Satellite star wars
The disruption of satellite internet
Things are getting crazy 200 miles straight above us in low Earth orbit. In the next two decades, nearly every human on Earth will access the internet via satellites (versus today, when 95% of the world’s internet passes through 200 undersea cables). Due to technological advances and innovations like reusable rockets, satellite internet costs 100x less than it did 15 years ago. Now, companies like SpaceX, which manages the Starlink internet service, are launching satellites at a break-neck pace. SpaceX has launched over 4,500 satellites since 2019 and has applied for licenses to launch 40,000 more (by 2030, experts predict there will be 60,000 satellites in low Earth orbit). Already, one in every two satellites orbiting the earth is a Starlink satellite, and Starlink has been essential to communication for those in remote places and in conflict zones: Mykhailo Fedorov, Ukraine’s digital minister, told The New York Times, “Starlink is indeed the blood of our entire communication infrastructure now.”
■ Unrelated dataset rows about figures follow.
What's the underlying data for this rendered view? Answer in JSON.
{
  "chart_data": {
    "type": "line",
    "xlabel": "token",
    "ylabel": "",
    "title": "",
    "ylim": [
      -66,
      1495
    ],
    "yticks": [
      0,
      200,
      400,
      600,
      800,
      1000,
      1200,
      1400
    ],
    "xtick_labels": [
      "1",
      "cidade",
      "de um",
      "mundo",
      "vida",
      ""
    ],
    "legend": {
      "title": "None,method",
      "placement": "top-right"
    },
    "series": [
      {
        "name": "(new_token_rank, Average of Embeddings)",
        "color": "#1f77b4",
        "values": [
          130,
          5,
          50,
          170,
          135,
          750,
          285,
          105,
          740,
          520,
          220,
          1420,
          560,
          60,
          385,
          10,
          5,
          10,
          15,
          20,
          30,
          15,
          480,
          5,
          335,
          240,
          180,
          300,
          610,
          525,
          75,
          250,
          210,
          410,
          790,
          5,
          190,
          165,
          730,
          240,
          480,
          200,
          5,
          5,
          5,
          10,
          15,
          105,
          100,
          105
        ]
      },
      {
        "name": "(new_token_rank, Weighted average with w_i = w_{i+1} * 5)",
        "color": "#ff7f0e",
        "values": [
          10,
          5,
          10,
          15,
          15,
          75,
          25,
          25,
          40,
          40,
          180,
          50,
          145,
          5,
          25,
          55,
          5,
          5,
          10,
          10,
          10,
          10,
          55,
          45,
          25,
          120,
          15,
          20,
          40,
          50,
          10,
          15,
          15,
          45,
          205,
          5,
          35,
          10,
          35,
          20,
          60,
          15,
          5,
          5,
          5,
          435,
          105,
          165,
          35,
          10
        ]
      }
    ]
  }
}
Both companies and countries are racing to catch up as satellite internet becomes a tool of national security and geopolitics: China plans to send up a constellation of 13,000 satellites, has banned Starlink over the mainland, and disapproved of Starlink providing service in Ukraine (conceivably because cutting off undersea internet cables might be a pre-invasion immobilization strategy if China were to ever take Taiwan). The US, the EU, and other global alliances are recognizing that controlling satellite internet is an issue of urgent national security, and militaries are beginning to train missiles up at the satellites of their enemies. One study by Chinese scientists found that an atomic detonation in low Earth orbit could lead to the paralysis of the world’s satellite internet.
I sometimes wonder if we’re fully conscious of how quickly the tectonic plates of technological infrastructure, like internet access or semiconductors, are shifting beneath our feet and cleaving along the lines of geopolitics. Where there is invisible technological infrastructure propping up a global economy, there is immense vulnerability.